= Minairó =

A minairó (/ca/, plural minairons), also called manairó, menairó, diablorí in Catalonia or zaingorriak in the Basque country, is a tiny mythological being that some people save enclosed within a needle tube in some villages of the Pyrenees. They have other names in the valleys.

The minairons come from the perforate St John's-wort which blooms at the Saint John’s (the summer solstice) night. It grows in very deep caves guarded by giants and dragons and it only can be caught in the point of midnight on St. John’s Day. Some versions suggest that this herb is none other than the fern. It is unclear whether the minairó leaves the seed or it is the seed itself.

On the real nature of these beings, there is diversity of opinion. Some people ask if these beings can fly or not. Others say that they are as a swarm of tiny mosquitoes, almost invisible. Some people prefer to compare them with the bee, because of the noise they do buzzing when left the needles’ tube or cane. No one doubts, however, that they are so tiny that inside the cane there must be thousands and when one foregrounds, eager demands for work, saying, "What will we do? What will we say?”

The legend says that many of the screes of the Pyrenees have been works of these goblins, when his master opened the needle tube by mistake or accident and he desperately for his threats ("what will we do, what will we say?") ordered them to put all together rocks at any particular point nearby.

A handful of heirs of the Pyrenees main houses have been, on occasion, owners of the cane, through which the house went up like a mushroom. Among the owners of the cane, there are, of course, the heirs of the good houses, but there are also the bloodsuckers that used to live with bad gear right away.

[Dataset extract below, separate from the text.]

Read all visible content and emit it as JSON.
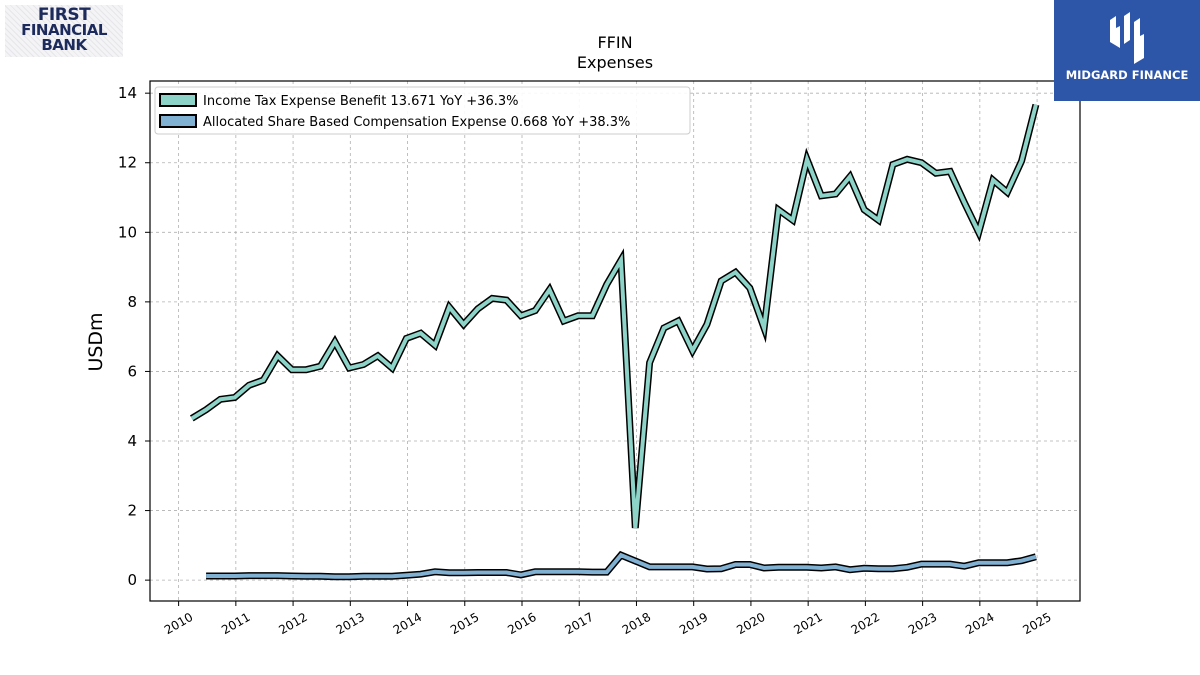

Even today, the grandparents remember the houses that have these tireless labourers, in addition, working for free.

A complete list of the houses that had possessed the mysterious cane would include many: Llibrada de Benasque, Joaniquet de Forcat, Teixidor d'Aulet, Xollat de Perves, Jaume de Cabdella, Tor d'Alós, Badinet d'Isil, Sidro d'Estaon and Feu de La Guàrdia d'Ares. In other stories, ownership is attributed to a strong labourer, usually anonymous hard-capable. He alone completed the same job as three or four people. Of these gangs, Marçal de Farrera is one of those mentioned by name. It is said that he was to wage the towns of La Coma de Burg, carrying a long piece of scythe. When after the wages, some curious men asked him if it was true that he did Minairons work, he replied: "Do you know who my Minairons are? Good hoe and good balls!"

Most stories are variations on two patterns that were repeated, changing the characters and geographical locations.

We could head them as "the curious young man" who commanded them to pile-the-rocks and "hoe labourer" who commanded them to make a lot of meadow grass-wages.

Far from being a rare species unique to the Pyrenees, the Minairons are part of a family of tiny elves who live and work in the forests of European fairy tales.